Missouri’s criminal justice system is broken. Our state has the fastest growing female prisoner population in the country, and the percent of people formerly incarcerated that return to prison consistently ranks in the nation’s top ten. To make things worse, almost half of all parole or probation violations that end in a return to prison were caused by the failures of the probation or parole supervisors assigned to the person’s case.
Having a large portion of our population behind bars does no good for us as a district, a state, or a country. Our economy is weakened, family bonds are broken, and people’s civil rights and freedoms are routinely stripped. We must find a way to lessen the burden on our criminal justice system and keep the families of the 85th District whole.
Fair sentencing of youth
– Psychiatric hospitals in our state treat children up to 18 years old in juvenile facilities, but children under the age of 18 are routinely tried as adults in our state and city courts. By stripping a child’s future, we also strip just how far the 85th can go.
– The bail system, while originally used as assurance that the defendant shows up in court, has become an oppressive tool used to control our city’s most vulnerable communities. We must implement no-cash bail for misdemeanors and non-violent felonies to ensure that we are not locking our citizens away without a trial.

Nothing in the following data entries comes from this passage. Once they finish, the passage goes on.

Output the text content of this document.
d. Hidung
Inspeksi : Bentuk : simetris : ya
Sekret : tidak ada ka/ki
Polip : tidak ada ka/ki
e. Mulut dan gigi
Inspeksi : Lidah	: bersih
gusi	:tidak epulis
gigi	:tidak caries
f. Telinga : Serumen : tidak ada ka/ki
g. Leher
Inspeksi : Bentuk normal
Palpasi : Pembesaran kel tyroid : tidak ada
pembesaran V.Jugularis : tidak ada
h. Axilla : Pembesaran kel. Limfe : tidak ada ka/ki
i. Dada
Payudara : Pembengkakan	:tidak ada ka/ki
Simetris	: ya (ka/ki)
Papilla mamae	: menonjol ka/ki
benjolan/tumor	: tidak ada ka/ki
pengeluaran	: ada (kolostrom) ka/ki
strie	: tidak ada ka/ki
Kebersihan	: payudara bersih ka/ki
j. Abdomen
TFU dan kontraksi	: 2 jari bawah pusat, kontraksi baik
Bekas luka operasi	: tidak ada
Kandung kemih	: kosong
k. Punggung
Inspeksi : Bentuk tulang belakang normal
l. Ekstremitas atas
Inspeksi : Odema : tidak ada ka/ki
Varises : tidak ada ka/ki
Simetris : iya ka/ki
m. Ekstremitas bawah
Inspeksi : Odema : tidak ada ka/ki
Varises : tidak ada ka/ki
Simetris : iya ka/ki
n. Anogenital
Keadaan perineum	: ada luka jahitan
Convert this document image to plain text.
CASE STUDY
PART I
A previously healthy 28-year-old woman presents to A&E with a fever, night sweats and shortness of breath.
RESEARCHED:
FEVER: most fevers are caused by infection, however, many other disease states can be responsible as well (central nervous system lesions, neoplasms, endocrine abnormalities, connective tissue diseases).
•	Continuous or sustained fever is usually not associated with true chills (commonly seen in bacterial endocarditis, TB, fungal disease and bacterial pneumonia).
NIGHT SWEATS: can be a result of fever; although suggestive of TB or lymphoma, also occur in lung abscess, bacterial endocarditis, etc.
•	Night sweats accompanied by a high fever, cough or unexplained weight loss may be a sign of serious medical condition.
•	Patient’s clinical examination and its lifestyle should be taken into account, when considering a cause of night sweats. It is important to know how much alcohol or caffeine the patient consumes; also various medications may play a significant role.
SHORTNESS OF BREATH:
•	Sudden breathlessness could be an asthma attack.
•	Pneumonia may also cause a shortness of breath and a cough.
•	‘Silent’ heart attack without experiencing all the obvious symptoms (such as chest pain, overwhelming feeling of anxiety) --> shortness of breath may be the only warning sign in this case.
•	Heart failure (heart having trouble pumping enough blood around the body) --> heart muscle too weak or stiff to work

– Only a few years ago, Ferguson, our neighbor to the north, made national headlines with the killing of Michael Brown. We all remember the months that followed. It is of the utmost importance to implement community policing to ensure the safety of our residents and our police officers, who put themselves in the line of fire every day. By reforming the ticketing systems that financially oppresses our most vulnerable communities and fosters distrust between the 85th’s residents and our police forces, we can start to rebuild the important relationship between the residents of the 85th and those who have sworn to protect and serve the community.
Child support reform
– Child support should be reformed to mirror St. Louis City’s system for child support court funding, and we should promote statewide reform on treating child support as a civil issue rather than a criminal one.
Helping returning citizens rebuild their lives
– By establishing the “Former Felon Mentorship Program” returning citizens who have paid their debt to society will have access to a mentorship program that connects them with other returning citizens who have succeeded after their incarceration.